En su reseña, Domínguez escribe: “Sé poco de la biografía de Aguilera y desconozco si, como algunos de sus contemporáneos, estudió en la difunta Unión Soviética, pero El imperio Oblómov es una historia ruso-soviética en clave, escrita —con una prosa educada, me imagino, por autores como Bruno Schulz o Robert Walser— a contra un imperio euroasiático que es y no es la Rusia de los zares. Asimismo, esta sátira es y no es un recorrido imaginario, desopilante como dirían los peninsulares, en el camino hacia el gulag”.

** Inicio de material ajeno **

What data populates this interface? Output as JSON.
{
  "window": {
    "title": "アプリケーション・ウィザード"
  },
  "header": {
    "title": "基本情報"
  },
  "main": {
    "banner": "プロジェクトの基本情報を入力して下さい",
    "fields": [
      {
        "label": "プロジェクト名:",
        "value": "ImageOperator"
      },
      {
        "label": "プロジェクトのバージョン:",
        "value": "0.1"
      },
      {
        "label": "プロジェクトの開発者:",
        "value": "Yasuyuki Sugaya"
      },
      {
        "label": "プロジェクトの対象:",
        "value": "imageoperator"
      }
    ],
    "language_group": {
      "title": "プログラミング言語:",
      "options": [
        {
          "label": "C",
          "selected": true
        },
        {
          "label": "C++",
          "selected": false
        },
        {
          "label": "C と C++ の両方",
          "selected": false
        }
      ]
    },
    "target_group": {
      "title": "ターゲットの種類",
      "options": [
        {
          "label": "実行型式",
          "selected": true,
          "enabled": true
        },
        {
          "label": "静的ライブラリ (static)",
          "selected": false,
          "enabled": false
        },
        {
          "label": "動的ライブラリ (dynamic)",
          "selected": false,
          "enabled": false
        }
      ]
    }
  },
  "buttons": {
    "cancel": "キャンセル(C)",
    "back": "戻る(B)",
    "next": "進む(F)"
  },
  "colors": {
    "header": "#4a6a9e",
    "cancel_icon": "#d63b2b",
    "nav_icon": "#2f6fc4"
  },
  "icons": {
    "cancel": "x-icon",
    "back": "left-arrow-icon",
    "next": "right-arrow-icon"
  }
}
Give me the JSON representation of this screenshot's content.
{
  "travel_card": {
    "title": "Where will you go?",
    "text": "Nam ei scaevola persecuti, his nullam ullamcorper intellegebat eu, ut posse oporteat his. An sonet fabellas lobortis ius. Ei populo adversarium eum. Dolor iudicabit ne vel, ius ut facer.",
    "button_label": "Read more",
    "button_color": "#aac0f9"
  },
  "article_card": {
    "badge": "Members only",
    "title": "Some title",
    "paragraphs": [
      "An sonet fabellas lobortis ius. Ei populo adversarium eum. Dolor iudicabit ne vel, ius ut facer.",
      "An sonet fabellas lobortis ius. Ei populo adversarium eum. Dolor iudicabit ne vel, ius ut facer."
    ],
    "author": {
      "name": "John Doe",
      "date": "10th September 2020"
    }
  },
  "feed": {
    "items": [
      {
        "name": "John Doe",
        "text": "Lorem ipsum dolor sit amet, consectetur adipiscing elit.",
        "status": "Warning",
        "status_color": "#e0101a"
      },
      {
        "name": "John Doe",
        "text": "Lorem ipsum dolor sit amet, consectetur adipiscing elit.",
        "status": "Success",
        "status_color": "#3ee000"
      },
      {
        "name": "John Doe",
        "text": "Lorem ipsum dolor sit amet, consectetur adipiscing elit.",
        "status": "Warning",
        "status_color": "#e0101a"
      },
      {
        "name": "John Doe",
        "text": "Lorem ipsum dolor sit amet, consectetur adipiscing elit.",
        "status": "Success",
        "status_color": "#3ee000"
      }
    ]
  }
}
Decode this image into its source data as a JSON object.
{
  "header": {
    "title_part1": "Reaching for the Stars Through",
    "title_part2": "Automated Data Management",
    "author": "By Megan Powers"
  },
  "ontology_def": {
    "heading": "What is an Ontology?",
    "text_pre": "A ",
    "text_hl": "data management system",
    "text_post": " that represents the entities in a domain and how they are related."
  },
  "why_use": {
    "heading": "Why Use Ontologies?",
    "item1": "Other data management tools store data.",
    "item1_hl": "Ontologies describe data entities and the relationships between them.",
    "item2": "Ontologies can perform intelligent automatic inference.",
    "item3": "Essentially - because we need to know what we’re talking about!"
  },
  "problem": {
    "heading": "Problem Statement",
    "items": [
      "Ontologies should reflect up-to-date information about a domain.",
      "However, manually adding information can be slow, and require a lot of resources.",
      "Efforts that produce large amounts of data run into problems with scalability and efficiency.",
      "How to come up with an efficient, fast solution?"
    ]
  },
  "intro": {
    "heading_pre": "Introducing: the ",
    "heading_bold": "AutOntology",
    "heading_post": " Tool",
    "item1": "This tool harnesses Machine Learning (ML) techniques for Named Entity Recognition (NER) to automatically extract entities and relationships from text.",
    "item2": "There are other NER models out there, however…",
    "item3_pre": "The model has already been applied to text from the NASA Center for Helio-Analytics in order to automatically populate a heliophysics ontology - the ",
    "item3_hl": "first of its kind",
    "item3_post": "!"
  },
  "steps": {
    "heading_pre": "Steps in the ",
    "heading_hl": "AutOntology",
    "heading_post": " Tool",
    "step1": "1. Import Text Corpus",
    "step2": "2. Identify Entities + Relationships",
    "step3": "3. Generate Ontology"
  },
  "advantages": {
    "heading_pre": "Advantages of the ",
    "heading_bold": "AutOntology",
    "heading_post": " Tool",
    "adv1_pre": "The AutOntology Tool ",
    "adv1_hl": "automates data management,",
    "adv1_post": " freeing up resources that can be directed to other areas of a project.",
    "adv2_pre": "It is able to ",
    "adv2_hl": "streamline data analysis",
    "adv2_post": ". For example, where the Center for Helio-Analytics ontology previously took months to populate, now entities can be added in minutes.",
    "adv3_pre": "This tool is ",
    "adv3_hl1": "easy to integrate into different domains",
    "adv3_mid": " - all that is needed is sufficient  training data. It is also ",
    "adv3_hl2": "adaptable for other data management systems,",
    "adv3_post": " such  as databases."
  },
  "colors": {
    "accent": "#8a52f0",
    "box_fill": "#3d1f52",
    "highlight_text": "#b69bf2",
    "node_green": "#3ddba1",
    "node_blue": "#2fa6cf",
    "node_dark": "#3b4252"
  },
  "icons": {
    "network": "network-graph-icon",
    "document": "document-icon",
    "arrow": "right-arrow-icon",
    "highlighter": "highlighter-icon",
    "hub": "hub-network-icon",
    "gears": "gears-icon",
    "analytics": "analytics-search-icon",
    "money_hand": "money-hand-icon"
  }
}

El crítico mexicano considera que “se trata también de una novela-fábula, al estilo de las de Tournier o Sarban, dominada por un tuerto-cíclope llamado Oblómov empeñado en destruir a sus semejantes para fundar un imperio, el libro suministra las suficientes referencias para indicarnos su datación, antes y después de la Revolución de 1917. Es el momento en que ‘los barbilampiños rojos’, ‘la recién estrenada Guardia Roja’, liderada por ‘míster Uliánov’, se apodera del imperio de los zares, cuya cabeza, la del negligente Nicolás II, termina siendo, en El imperio Oblómov, una pelota de futbol para sus carceleros, uno supone que en la fortaleza de Pedro y Pablo donde se encontraban él y toda la familia imperial, incluidos aquellos niños y niñas de sangre real cuya supuesta sobrevivencia fue utilizada por impostores durante décadas hasta que la prueba de ADN demostró que las órdenes del alto mando bolchevique —la liquidación de todos y cada uno de los miembros de aquella familia— se habían cumplido a la perfección”.

Domínguez considera el libro de Aguilera “enigmático”: “¿es el cruento imperio oblomoviano, basado en la destrucción de las llamadas ‘gallinas’, seres humanos inferiores, una imagen en espejo de la dictadura del ‘bigotudo del Kreml’, como Stalin aparece referido en la novela? ¿O es algo más: una denuncia del Este como la ‘tierra de sangre’ por la que combatieron nazis (cuyo origen en las tabernas de Baviera también interesa a Aguilera) y estalinistas?, ¿acaso un daguerrotipo, más real que la realidad, del totalitarismo del siglo XX?”. Agrega que “es difícil leer esta notable distopía con inocencia, pues el odiado Este se encuentra lo mismo en el imperio ruso-soviético que en el alma de los emigrados blancos dispersos por Europa y de él solo se salvan algunos de los Uliánov, aquellos ‘parientes’, me imagino, de Lenin —nunca nombrado como tal en la novela— que huyeron del régimen bolchevique rumbo al exilio interior, del cual los sacó, durante los años treinta, la matanza”.

Oblómov, el antihéroe de Iván Goncharov (1812-1891), que no se levanta del sillón de la sala hasta bien entrada la novela que lleva su nombre —publicada en 1859 y filmada por Nikita Mijalkov en 1979—, ha sido, más que reescrito, contraescrito por un cubano en 2014, señala Domínguez. “Lenin, el germanizado revolucionario marxista muy parecido al dinámico y modernizador Stoltz, el amigo alemán contrapuesto por Goncharov frente al oblomovismo ruso, utilizó reiteradamente el nombre del ocioso e indeciso Oblómov para descalificar lo mismo a sus enemigos políticos, mencheviques o socialrevolucionarios, que a los enemigos de clase que parasitaban la Rusia rural, tanto hacendados como kulaks, muchos de ellos exsiervos exterminados más tarde por Stalin”.

Contra ese Este ha escrito Aguilera su parábola, añade el historiador mexicano. “Pero no solo contra ellos sino pensando, supongo, en aquellos espíritus religiosos que se opusieron al bolchevismo más por ser ateo que por su naturaleza universalmente tiránica: los Berdiáyev, los Shestov o los Solzhenitsyn, valerosos como lo fueron en su devenir antisoviético, parecían ya, ante nuestros ojos, parte del problema y no de la solución. Esa idea, al menos para mí, la ratifica Aguilera”.